Our Downtown Pedestrianization Report is a key example of the work our organization hopes to achieve in improving quality of life downtown for residents, visitors, and business owners- we want to be able to work alongside a number of stakeholders, all with different interests, to come together and ensure our Downtown is healthy, vibrant, and a prosperous space for individuals to visit and spend time in. Paths for People’s focus is broad and covers all forms of active transportation – we have a specific focus on the pedestrian experience, and want to ensure that people who are walking and rolling can easily and comfortably move around their city. We specifically want to shift perspectives on how we move around our city, as Edmonton changes to align with the goals of the City Plan, where Edmontonians aren’t locked into car dependency. Instead, we can unlock the freedom of being able to choose how you travel through your community. 

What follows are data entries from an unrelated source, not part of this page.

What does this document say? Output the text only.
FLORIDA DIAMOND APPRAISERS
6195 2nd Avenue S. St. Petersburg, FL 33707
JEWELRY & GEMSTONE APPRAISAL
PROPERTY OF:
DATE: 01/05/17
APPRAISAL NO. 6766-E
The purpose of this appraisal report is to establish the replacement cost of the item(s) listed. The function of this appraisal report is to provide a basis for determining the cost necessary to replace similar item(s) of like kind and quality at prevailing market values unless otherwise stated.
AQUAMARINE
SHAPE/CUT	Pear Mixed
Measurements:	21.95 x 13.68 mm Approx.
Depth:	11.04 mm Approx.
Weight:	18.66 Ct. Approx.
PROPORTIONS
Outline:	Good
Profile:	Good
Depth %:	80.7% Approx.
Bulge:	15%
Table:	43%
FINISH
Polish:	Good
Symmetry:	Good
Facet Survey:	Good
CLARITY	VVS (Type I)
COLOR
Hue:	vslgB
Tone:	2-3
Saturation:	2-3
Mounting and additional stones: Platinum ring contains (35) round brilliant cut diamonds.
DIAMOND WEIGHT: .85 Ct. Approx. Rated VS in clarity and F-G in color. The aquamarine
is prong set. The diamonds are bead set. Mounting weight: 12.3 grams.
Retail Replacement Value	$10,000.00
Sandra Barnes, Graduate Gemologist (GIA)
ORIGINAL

The 9 actions outlined in our Downtown Pedestrianization Report provides the City of Edmonton with data-based community strategies on the importance of downtown development that supports a bright, vibrant place to be, one that attracts people of all ages and backgrounds to the core.

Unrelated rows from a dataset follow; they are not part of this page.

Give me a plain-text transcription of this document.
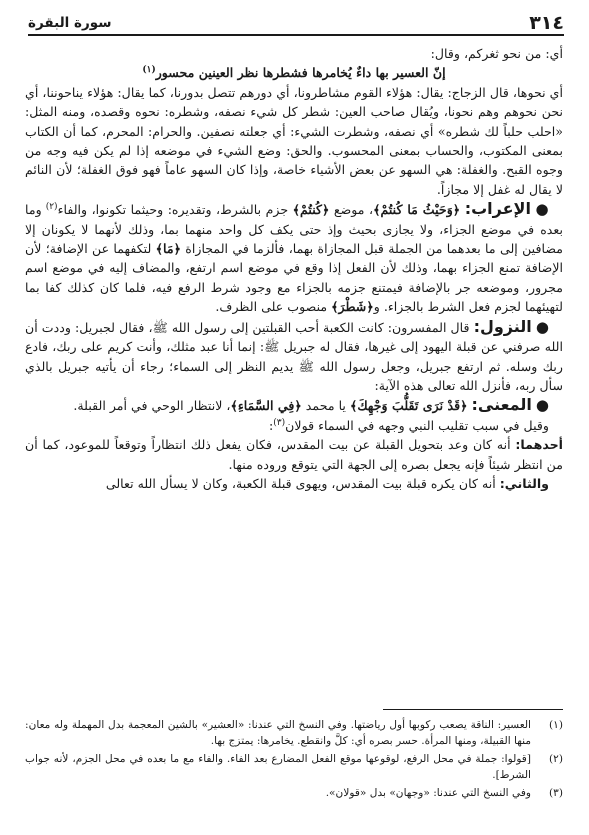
٣١٤
سورة البقرة

أي: من نحو ثغركم، وقال:

إنّ العسير بها داءٌ يُخامرها فشطرها نظر العينين محسور$^{(١)}$

أي نحوها، قال الزجاج: يقال: هؤلاء القوم مشاطرونا، أي دورهم تتصل بدورنا، كما يقال: هؤلاء يناحوننا، أي نحن نحوهم وهم نحونا، ويُقال صاحب العين: شطر كل شيء نصفه، وشطره: نحوه وقصده، ومنه المثل: «احلب حلباً لك شطره» أي نصفه، وشطرت الشيء: أي جعلته نصفين. والحرام: المحرم، كما أن الكتاب بمعنى المكتوب، والحساب بمعنى المحسوب. والحق: وضع الشيء في موضعه إذا لم يكن فيه وجه من وجوه القبح. والغفلة: هي السهو عن بعض الأشياء خاصة، وإذا كان السهو عاماً فهو فوق الغفلة؛ لأن النائم لا يقال له غفل إلا مجازاً.

● الإعراب: ﴿وَحَيْثُ مَا كُنتُمْ﴾، موضع ﴿كُنتُمْ﴾ جزم بالشرط، وتقديره: وحيثما تكونوا، والفاء$^{(٢)}$ وما بعده في موضع الجزاء، ولا يجازى بحيث وإذ حتى يكف كل واحد منهما بما، وذلك لأنهما لا يكونان إلا مضافين إلى ما بعدهما من الجملة قبل المجازاة بهما، فألزما في المجازاة ﴿مَا﴾ لتكفهما عن الإضافة؛ لأن الإضافة تمنع الجزاء بهما، وذلك لأن الفعل إذا وقع في موضع اسم ارتفع، والمضاف إليه في موضع اسم مجرور، وموضعه جر بالإضافة فيمتنع جزمه بالجزاء مع وجود شرط الرفع فيه، فلما كان كذلك كفا بما لتهيئهما لجزم فعل الشرط بالجزاء. و﴿شَطْرَ﴾ منصوب على الظرف.

● النزول: قال المفسرون: كانت الكعبة أحب القبلتين إلى رسول الله ﷺ، فقال لجبريل: وددت أن الله صرفني عن قبلة اليهود إلى غيرها، فقال له جبريل ﷺ: إنما أنا عبد مثلك، وأنت كريم على ربك، فادع ربك وسله. ثم ارتفع جبريل، وجعل رسول الله ﷺ يديم النظر إلى السماء؛ رجاء أن يأتيه جبريل بالذي سأل ربه، فأنزل الله تعالى هذه الآية:

● المعنى: ﴿قَدْ نَرَى تَقَلُّبَ وَجْهِكَ﴾ يا محمد ﴿فِي السَّمَاءِ﴾، لانتظار الوحي في أمر القبلة.

وقيل في سبب تقليب النبي وجهه في السماء قولان$^{(٣)}$:

أحدهما: أنه كان وعد بتحويل القبلة عن بيت المقدس، فكان يفعل ذلك انتظاراً وتوقعاً للموعود، كما أن من انتظر شيئاً فإنه يجعل بصره إلى الجهة التي يتوقع وروده منها.

والثاني: أنه كان يكره قبلة بيت المقدس، ويهوى قبلة الكعبة، وكان لا يسأل الله تعالى

(١)
العسير: الناقة يصعب ركوبها أول رياضتها. وفي النسخ التي عندنا: «العشير» بالشين المعجمة بدل المهملة وله معان: منها القبيلة، ومنها المرأة. حسر بصره أي: كلَّ وانقطع. يخامرها: يمتزج بها.
(٢)
[قولوا: جملة في محل الرفع، لوقوعها موقع الفعل المضارع بعد الفاء. والفاء مع ما بعده في محل الجزم، لأنه جواب الشرط].
(٣)
وفي النسخ التي عندنا: «وجهان» بدل «قولان».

Paths for People will continue to expand on this work in the years to come. We plan to demonstrate the importance of collaborative relationships, downtown vibrancy, and promote a city that’s built for the people who live in it rather than the cars that drive through. City building is an ongoing process, and as the city prepares to welcome a million more residents, Paths for People knows we need to prioritize building a transportation system that provides sustainable, safe, and community-supported transportation options. That work starts in the core, since it is the part of the City whose fabric most supports walkability, based on its density, mixing of uses, and community activation. We are committed to pushing forward this vision in a thoughtful and collaborative way for years to come.

Personally, I’ve seen how downtown has shifted for my community over the last 5 years. Downtown has transformed and grown into a destination for festivals, local restaurants, live entertainment, and other community-supporting opportunities. As the community continues to change and grow, we believe the area should continue developing in a manner that encourages Edmontonians to visit and reside in the neighbourhood, while also making it easy for people to move around in the sustainable and safe manner of their choosing. In order to continue building our downtown into a resilient core that fosters a sense of community, we need to ensure that the neighbourhood is resilient, adaptable, and supportive of the city’s overarching policy and planning goals. 

Over Paths for People’s history, we have consistently advocated for a better downtown to walk, roll, or bike in through; advocating for minimum bike grid in 2017 and running various iterations of Open Streets programming in the past few years. 

Another idea of ours that did not achieve success… is part of the reason we are all here today. Though pedestrianization of 102 Avenue is not something that we are able to push forward in the short term, Paths for People knew that we could turn the conflict into something more productive. No matter what side of that issue you were on, we all agreed that Edmontonians deserved a more walkable downtown.

Our Downtown Pedestrianization Plan demonstrates that the community is on board to implement this vision for a friendlier downtown to get around actively within. Many days of our spring, summer, and fall this past year were filled with direct engagement with community members, developers, and administration, creating the foundation for the actions we’ve outlined in our plan. 

The Plan acknowledges that there are some areas of diverging opinions regarding our downtown. Additionally, members of our Paths for People community of advocates have reached out and shared that they are hesitant to see us working with organizations that we disagreed with in the past.

These tensions should not divide us though, especially when there is so much that we can agree on and push forward. In a world that is increasingly polarized, we should make an effort to collaborate on the ideas we can agree on. And, everyone walks or rolls a little bit within downtown, whether they drive, transit, or bike. The concept of walkability is fertile ground to plant ideas for the future of our downtown.

We’re excited to see some of the smaller, more tactical ideas regarding pedestrianization take effect in the core in the coming years. We need to ensure that these kinds of ideas are enthusiastically pushed forward across different departments within administration.